Last week, U.K. automaker Jaguar Land Rover said its Jaguar luxury brand will be all-electric by 2025. The company expects all Jaguars and 60% of Land Rovers sold to be zero-emissions vehicles by 2030, the year the U.K. is slated to ban the sale of new internal combustion engine vehicles. Last month, General Motors said it plans to produce electric vehicles exclusively by 2035. Volkswagen says it will manufacture a million EVs in 2023 and 1.5 million in 2025.
Ford’s plan is part of a bid to generate steady profits in Europe, where the company has struggled for several years, and to meet increasingly strict European emissions standards. “We are going all in on electric vehicles,” said Stuart Rowley, president, Ford of Europe.
Automakers are moving more rapidly to produce EVs for the European market than they are for the U.S. Last year, the European Union began imposing penalties on car makers that don’t adhere to limits on carbon dioxide emissions, which influenced carmakers to speed up EV production efforts.
Ford is a relatively minor player in Europe, with 5% of the passenger car market, but it plans to spend $1 billion to overhaul its main European plant in Germany to produce EVs. The first new model is scheduled for production in 2023, Ford said, and will use electric vehicle technology developed by Volkswagen.

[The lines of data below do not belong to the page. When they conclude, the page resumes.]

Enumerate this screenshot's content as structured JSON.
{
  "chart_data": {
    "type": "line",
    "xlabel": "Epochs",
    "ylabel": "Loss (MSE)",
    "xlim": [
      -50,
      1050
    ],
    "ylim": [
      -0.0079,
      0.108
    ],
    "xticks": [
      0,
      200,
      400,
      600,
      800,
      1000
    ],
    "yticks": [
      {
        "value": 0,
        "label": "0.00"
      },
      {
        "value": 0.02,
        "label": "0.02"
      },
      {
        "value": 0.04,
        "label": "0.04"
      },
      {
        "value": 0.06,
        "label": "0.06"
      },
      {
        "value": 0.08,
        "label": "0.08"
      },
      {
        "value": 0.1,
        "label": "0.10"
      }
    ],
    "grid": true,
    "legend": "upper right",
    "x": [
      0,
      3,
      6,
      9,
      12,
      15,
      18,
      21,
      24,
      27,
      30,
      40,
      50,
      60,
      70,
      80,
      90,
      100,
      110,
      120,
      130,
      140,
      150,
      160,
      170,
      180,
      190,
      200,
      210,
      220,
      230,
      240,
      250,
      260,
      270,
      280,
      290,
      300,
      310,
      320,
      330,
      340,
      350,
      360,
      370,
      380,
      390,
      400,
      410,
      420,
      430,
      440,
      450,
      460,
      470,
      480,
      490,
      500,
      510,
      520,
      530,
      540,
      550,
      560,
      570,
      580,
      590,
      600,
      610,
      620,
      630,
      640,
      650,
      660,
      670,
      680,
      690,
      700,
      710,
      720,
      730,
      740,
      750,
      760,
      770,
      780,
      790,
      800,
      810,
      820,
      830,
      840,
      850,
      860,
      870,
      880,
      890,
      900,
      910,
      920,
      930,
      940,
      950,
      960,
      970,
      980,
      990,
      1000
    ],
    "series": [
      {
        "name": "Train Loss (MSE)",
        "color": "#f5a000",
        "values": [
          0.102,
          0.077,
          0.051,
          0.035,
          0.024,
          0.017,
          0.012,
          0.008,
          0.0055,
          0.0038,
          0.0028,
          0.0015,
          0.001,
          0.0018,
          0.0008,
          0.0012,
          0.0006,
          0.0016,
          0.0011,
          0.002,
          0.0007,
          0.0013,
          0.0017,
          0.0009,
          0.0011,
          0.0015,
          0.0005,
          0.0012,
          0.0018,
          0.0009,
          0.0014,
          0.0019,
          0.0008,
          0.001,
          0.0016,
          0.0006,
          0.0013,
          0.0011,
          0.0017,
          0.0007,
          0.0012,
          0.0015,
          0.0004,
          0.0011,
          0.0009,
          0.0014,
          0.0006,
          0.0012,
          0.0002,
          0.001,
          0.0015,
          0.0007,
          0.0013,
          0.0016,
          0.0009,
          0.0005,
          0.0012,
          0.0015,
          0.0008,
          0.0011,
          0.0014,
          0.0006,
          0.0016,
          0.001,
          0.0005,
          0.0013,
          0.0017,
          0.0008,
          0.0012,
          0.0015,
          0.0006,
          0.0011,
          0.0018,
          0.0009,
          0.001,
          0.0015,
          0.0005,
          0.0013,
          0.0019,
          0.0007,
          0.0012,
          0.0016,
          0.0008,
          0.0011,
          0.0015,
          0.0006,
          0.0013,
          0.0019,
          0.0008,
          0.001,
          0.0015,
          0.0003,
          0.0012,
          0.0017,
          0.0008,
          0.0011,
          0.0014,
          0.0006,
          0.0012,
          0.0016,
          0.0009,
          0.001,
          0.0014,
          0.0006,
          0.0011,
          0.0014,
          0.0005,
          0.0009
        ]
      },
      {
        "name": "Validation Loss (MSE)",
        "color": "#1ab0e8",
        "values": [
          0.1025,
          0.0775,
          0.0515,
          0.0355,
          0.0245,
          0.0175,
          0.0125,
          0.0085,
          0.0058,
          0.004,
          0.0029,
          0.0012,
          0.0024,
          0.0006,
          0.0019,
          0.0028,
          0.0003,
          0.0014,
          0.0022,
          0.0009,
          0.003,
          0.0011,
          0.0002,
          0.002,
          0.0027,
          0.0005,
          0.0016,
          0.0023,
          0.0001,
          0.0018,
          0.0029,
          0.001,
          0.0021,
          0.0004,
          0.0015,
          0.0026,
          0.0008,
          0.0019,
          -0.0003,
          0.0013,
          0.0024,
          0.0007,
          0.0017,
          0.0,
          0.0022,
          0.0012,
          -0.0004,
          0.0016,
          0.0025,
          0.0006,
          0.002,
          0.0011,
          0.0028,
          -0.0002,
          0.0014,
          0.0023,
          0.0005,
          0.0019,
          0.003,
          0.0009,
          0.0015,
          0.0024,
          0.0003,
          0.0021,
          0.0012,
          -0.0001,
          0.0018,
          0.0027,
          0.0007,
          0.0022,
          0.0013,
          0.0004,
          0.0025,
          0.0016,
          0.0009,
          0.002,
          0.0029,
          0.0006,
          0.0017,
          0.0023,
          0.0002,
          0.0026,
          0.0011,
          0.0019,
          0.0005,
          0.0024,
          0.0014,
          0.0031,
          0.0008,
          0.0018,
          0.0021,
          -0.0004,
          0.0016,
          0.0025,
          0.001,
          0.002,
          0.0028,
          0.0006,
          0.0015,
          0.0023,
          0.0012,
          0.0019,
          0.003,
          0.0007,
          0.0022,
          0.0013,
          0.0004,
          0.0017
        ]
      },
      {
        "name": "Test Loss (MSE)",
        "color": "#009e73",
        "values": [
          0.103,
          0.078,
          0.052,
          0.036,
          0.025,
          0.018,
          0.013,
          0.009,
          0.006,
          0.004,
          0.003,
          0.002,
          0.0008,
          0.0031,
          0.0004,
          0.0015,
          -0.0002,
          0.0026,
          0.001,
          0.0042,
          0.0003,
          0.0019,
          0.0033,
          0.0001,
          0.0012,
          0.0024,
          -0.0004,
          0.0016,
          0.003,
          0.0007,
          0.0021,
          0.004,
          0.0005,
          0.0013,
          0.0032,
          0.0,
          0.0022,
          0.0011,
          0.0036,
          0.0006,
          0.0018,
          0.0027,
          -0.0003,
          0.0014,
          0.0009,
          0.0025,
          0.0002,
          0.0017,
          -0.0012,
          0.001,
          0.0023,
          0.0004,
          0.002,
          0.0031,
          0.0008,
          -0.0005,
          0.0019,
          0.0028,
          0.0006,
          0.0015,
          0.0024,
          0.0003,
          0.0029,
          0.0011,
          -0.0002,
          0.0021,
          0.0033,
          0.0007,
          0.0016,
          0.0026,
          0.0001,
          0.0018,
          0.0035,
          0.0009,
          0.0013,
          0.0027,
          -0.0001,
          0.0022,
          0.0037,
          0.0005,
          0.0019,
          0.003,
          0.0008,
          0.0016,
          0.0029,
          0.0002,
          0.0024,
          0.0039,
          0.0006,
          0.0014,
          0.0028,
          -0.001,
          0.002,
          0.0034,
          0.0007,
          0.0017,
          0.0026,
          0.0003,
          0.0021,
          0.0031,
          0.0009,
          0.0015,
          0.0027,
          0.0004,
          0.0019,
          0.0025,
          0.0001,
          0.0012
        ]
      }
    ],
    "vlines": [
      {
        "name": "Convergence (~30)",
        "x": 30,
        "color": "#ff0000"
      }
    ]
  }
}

Ford is selling its battery-powered Mustang Mach-E in Europe, and the company’s delivery vans and commercial vehicles made for Europe will be electric or plug-in hybrids by 2024. By 2030, two-thirds of the commercial vehicles Ford sells in Europe will be battery powered.
All of these predictions about the future of EVs means automakers will need a lot of batteries, according to the New York Times. Already, demand for this indispensable component outstrips supply, and established companies and start-ups are racing to create the technology and factories needed to churn out batteries and get millions of EVs on the road.
Wood Mackenzie, an energy research and consulting firm, estimates that EVs will make up 18% of all new car sales by 2030, which would increase the demand for batteries by about eight times what current factories can produce. And some analysts expect EV sales to grow much faster.
Today, battery manufacturing is dominated by companies like Tesla, Panasonic, LG Chem, BYD China and SK Innovation—nearly all of them based in China, Japan or South Korea. But new players are getting into the game.
QuantumScape, a Silicon Valley start-up whose investors include Volkswagen and Bill Gates, is working on a technology that could make batteries cheaper and quicker to recharge. While it has had no substantial sales, stock market investors are valuing the company higher than the French car maker Renault.
China and the EU are injecting government funds into battery technology. The EU is subsidizing battery production to avoid becoming dependent on Asian suppliers and to preserve auto industry jobs. The United States is also expected to promote the industry under President Biden’s focus on climate change and his support of EVs. Several battery factories are in the planning or construction phase in the United States, including a GM factory being built in Ohio. But analysts say federal incentives for electric car and battery production will be crucial to creating a thriving U.S. industry.
The first priority for the industry is to make batteries cheaper. Today, batteries for a midsize electric car cost about $15,000, or roughly double the price they need to be for electric cars to achieve mass acceptance, industry watchers say. Long term, the industry holy grail is solid state batteries, which would be less heavy, more stable, less prone to overheating and allow for faster charging. Most people in the industry don’t expect solid state batteries to be widely available until around 2030.
Mass producing batteries is “the hardest thing in the world,” said Elon Musk, CEO, Tesla. “Prototypes are easy. Scaling production is very hard.”